Falando nisso, lembro que se você gosta do que escrevo e rabisco você pode assinar essa newsletter por 10 reais mensais ou 100 anuais e fazer parte dessa rede de apoio que atende uma pessoa, eu mesmo. Outro jeito é comprando o meu livro. Ninguém solta a minha mão.
Nesse número falo sobre o pessoal que reclama de Machado de Assis enquanto leitura obrigatória, elogio a série “Slow horses” e detono “Armadilha” do M. Night Shyamalan. Além disso, cartuns. And that's pretty much it.
Brócolis
Meus pais eram muito econômicos. Nunca fizeram uma viagem internacional juntos — a única quem fez foi meu pai, para o Peru, e a trabalho. Os paletós dele tinham aquelas golas pontudas dos anos setenta, que ainda usava na década seguinte em plena moda da ombreira. Os dois faziam o registro do dinheiro que entrava e das despesas numa agenda de 1976 — com letras tão minúsculas que quando meu pai morreu em um acidente de carro em 1987 as anotações ainda não chegavam a um quarto daquele livro-caixa improvisado. Minha mãe continuou o trabalho — e quando saí de casa, no final dos anos noventa, a agenda ainda tinha bastante espaço.

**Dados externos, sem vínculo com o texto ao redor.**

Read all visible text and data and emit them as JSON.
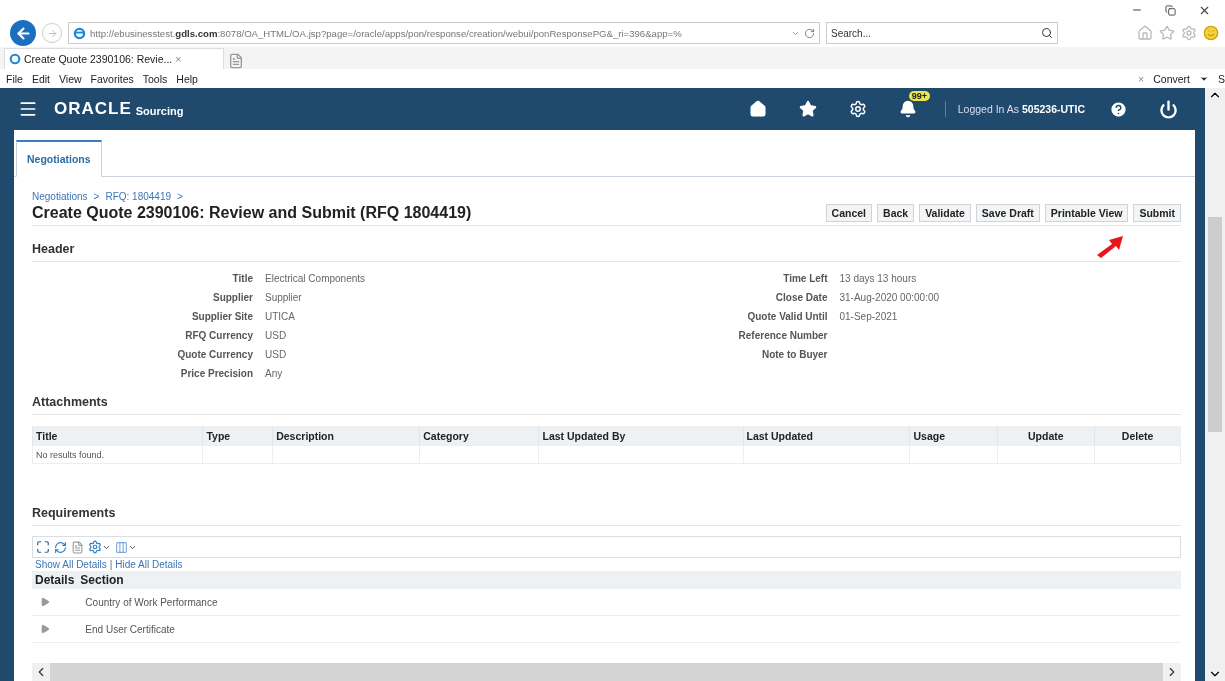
{
  "browser": {
    "address": "http://ebusinesstest.**gdls.com**:8078/OA_HTML/OA.jsp?page=/oracle/apps/pon/response/creation/webui/ponResponsePG&_ri=396&app=%",
    "search": {
      "placeholder": "Search..."
    },
    "tab": {
      "title": "Create Quote 2390106: Revie...",
      "close": "×"
    },
    "menu": [
      "File",
      "Edit",
      "View",
      "Favorites",
      "Tools",
      "Help"
    ],
    "extras": {
      "close": "×",
      "convert": "Convert",
      "cut": "S"
    }
  },
  "app": {
    "brand": "ORACLE",
    "product": "Sourcing",
    "badge": "99+",
    "user": "Logged In As **505236-UTIC**"
  },
  "tabs": [
    {
      "label": "Negotiations",
      "selected": true
    }
  ],
  "breadcrumbs": [
    "Negotiations",
    "RFQ: 1804419"
  ],
  "breadcrumb_separator": ">",
  "title": "Create Quote 2390106: Review and Submit (RFQ 1804419)",
  "buttons": [
    "Cancel",
    "Back",
    "Validate",
    "Save Draft",
    "Printable View",
    "Submit"
  ],
  "header": {
    "heading": "Header",
    "left": [
      {
        "label": "Title",
        "value": "Electrical Components"
      },
      {
        "label": "Supplier",
        "value": "Supplier"
      },
      {
        "label": "Supplier Site",
        "value": "UTICA"
      },
      {
        "label": "RFQ Currency",
        "value": "USD"
      },
      {
        "label": "Quote Currency",
        "value": "USD"
      },
      {
        "label": "Price Precision",
        "value": "Any"
      }
    ],
    "right": [
      {
        "label": "Time Left",
        "value": "13 days 13 hours"
      },
      {
        "label": "Close Date",
        "value": "31-Aug-2020 00:00:00"
      },
      {
        "label": "Quote Valid Until",
        "value": "01-Sep-2021"
      },
      {
        "label": "Reference Number"
      },
      {
        "label": "Note to Buyer"
      }
    ]
  },
  "attachments": {
    "heading": "Attachments",
    "columns": [
      "Title",
      "Type",
      "Description",
      "Category",
      "Last Updated By",
      "Last Updated",
      "Usage",
      "Update",
      "Delete"
    ],
    "empty": "No results found."
  },
  "requirements": {
    "heading": "Requirements",
    "links": [
      "Show All Details",
      "Hide All Details"
    ],
    "separator": "|",
    "columns": [
      "Details",
      "Section"
    ],
    "rows": [
      {
        "section": "Country of Work Performance",
        "expanded": false
      },
      {
        "section": "End User Certificate",
        "expanded": false
      }
    ]
  }
}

Aloisio Branco era jornalista, tinha o cargo de secretário de redação do Globo, função que hoje deve ser exercida por um aplicativo que você baixa de graça na App Store, e minha mãe Dulce era dona de casa — portanto juntar recursos não era uma tarefa das mais fáceis, daí a tremenda disciplina financeira dos dois.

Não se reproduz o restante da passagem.